Touring the delightful Castle of Mey and hearing stories of life as lived by The Queen Mother. Dinner parties that went on so late that she earned the nickname Midnight Moll. Her menu reminders, handwritten in French, propped up at her place at the dinner table, a kitsch Nessie touring around the top of the sixteenth century tapestry in the drawing room. Yes, I'd love the castle to be mine - but could I afford the central heating? Probably not.
Will I return to Caithness? Yes, I think so. We made some friends, have an invitation to go back and the place itself grew on me. So much still to see and explore.

4 comments:

Nicola Cornick said...

Lovely blog piece, Jen. For me, you really evoked the experience of being there. I visited Culloden on a rather dour day and didn't like it much. Mind you, that could have been down to the kitsch tour guides dolled up as Bonnie Prince Charlie! I think they have re-vamped the whole tourist experience since then! But I do remember that the atmosphere was very strong. Or you could be right - it might just have been my imagining of what had happened there that created such a strong emotional response in me. I've visited a lot of battlefields and some felt atmospheric, others less so. I remember going to Flodden on a beautiful sunny summer day and seeing the corn swaying in the breeze on what had been the battlefield.

Also loved your description of the Castle of Mey. "Midnight Moll" - wonderful!

Jen Black said...

I'm so glad you found me, Nicola, and I know you adore Scotland. This was my first visit to Culloden, and I've still to visit Flodden although it is relatively close to me. You've reminded me of Bosworth...

Anna Louise Lucia said...

We used to visit friend on Orkney, once or twice, when I was a child. It's still to me a magical place, and the journey to it a magical journey.

I miss Caithness and Thurso, and all the memories they invoke. :-)
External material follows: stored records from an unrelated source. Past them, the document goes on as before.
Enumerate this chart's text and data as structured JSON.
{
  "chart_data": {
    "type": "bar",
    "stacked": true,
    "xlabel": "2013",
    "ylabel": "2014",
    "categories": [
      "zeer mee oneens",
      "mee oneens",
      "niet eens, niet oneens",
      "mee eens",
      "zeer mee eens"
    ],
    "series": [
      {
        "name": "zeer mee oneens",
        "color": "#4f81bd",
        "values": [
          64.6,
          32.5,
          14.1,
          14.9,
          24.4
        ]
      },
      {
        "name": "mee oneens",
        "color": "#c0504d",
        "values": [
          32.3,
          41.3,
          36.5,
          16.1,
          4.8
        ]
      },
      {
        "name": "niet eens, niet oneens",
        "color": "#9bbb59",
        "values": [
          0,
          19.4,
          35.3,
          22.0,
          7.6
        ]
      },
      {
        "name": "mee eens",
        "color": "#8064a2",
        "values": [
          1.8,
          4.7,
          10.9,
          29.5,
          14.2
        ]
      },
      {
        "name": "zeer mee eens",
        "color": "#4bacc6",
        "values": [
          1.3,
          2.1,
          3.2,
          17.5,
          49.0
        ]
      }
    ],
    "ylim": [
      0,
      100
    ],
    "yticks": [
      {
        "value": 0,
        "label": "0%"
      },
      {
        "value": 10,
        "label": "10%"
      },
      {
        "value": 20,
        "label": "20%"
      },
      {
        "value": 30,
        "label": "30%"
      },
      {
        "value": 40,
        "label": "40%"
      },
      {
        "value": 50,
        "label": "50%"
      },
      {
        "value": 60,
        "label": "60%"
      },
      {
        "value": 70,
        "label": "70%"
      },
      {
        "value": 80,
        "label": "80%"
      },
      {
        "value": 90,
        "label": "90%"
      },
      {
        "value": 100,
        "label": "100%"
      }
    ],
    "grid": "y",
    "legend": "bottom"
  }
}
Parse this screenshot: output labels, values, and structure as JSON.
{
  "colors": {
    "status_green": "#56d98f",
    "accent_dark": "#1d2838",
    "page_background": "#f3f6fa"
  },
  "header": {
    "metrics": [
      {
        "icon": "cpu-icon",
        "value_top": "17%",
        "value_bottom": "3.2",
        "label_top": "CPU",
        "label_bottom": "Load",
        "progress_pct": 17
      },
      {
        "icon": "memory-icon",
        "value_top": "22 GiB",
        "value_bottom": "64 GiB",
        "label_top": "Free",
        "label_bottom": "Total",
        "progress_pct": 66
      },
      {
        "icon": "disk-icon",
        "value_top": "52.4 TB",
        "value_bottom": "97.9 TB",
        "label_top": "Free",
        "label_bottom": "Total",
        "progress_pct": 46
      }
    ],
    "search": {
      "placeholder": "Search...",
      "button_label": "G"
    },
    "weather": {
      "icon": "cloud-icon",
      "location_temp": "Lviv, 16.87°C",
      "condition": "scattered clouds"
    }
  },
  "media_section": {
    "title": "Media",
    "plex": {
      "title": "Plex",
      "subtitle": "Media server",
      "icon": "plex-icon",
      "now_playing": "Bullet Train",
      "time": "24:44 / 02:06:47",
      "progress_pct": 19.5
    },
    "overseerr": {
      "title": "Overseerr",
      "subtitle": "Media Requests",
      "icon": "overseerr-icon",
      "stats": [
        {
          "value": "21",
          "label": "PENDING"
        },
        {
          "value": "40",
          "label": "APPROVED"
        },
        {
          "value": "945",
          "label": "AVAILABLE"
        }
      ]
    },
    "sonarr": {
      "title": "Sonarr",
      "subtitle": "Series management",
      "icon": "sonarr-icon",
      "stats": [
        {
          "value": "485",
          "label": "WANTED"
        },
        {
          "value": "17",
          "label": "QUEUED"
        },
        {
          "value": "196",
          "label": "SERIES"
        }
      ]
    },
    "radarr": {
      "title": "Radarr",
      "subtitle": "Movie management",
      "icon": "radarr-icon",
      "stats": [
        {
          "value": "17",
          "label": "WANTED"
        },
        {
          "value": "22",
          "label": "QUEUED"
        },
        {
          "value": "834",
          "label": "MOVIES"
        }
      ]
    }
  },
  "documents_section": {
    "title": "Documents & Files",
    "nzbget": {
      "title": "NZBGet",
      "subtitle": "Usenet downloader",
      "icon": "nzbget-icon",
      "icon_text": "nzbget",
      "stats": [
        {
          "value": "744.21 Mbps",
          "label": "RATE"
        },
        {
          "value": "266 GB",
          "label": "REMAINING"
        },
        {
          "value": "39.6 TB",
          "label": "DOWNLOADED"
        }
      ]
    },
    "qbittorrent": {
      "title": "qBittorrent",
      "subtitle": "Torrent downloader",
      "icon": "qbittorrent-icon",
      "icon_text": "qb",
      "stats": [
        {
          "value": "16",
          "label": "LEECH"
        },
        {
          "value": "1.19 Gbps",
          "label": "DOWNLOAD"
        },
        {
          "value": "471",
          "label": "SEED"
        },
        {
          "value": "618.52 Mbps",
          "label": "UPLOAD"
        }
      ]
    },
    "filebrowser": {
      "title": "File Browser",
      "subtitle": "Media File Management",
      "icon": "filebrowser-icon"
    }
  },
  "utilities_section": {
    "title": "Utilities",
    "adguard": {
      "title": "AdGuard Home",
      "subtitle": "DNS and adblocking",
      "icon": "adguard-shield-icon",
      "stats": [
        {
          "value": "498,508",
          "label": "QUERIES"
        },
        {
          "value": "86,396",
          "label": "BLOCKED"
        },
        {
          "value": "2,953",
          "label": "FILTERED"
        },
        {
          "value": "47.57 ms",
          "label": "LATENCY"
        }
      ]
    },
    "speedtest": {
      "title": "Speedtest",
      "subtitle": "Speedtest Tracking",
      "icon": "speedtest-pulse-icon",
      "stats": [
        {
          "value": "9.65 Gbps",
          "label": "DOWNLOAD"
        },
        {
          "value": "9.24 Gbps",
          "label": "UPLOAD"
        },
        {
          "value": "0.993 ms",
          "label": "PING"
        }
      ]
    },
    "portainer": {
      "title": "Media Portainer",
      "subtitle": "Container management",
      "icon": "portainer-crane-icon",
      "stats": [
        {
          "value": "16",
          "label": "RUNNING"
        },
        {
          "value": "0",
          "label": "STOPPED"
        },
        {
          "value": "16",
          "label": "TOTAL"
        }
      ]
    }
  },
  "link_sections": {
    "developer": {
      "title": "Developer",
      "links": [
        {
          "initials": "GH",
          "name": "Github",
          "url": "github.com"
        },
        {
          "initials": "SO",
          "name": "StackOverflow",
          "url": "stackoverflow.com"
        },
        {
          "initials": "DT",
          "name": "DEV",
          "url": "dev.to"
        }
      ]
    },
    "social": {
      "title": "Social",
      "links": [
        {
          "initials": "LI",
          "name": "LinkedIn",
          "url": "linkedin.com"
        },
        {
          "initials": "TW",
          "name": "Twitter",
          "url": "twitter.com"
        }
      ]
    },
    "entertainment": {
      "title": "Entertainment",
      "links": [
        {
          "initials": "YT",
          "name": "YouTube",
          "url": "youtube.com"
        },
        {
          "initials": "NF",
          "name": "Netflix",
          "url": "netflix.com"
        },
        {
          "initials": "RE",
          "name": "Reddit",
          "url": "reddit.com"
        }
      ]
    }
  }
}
Hermitage is a fantastic castle - I love the way it just appears to have been dropped onto the barren landscape - no village around it, no market town in its shadow. Just wild and beautiful desolation. One of our favourite places.

Jen Black said...

Thanks for that Anna, - that is what makes Hermitage so threatening - that isolation. I imagine there might once have been a clutch of dwellings around it, when it was a centre of power guarding the border.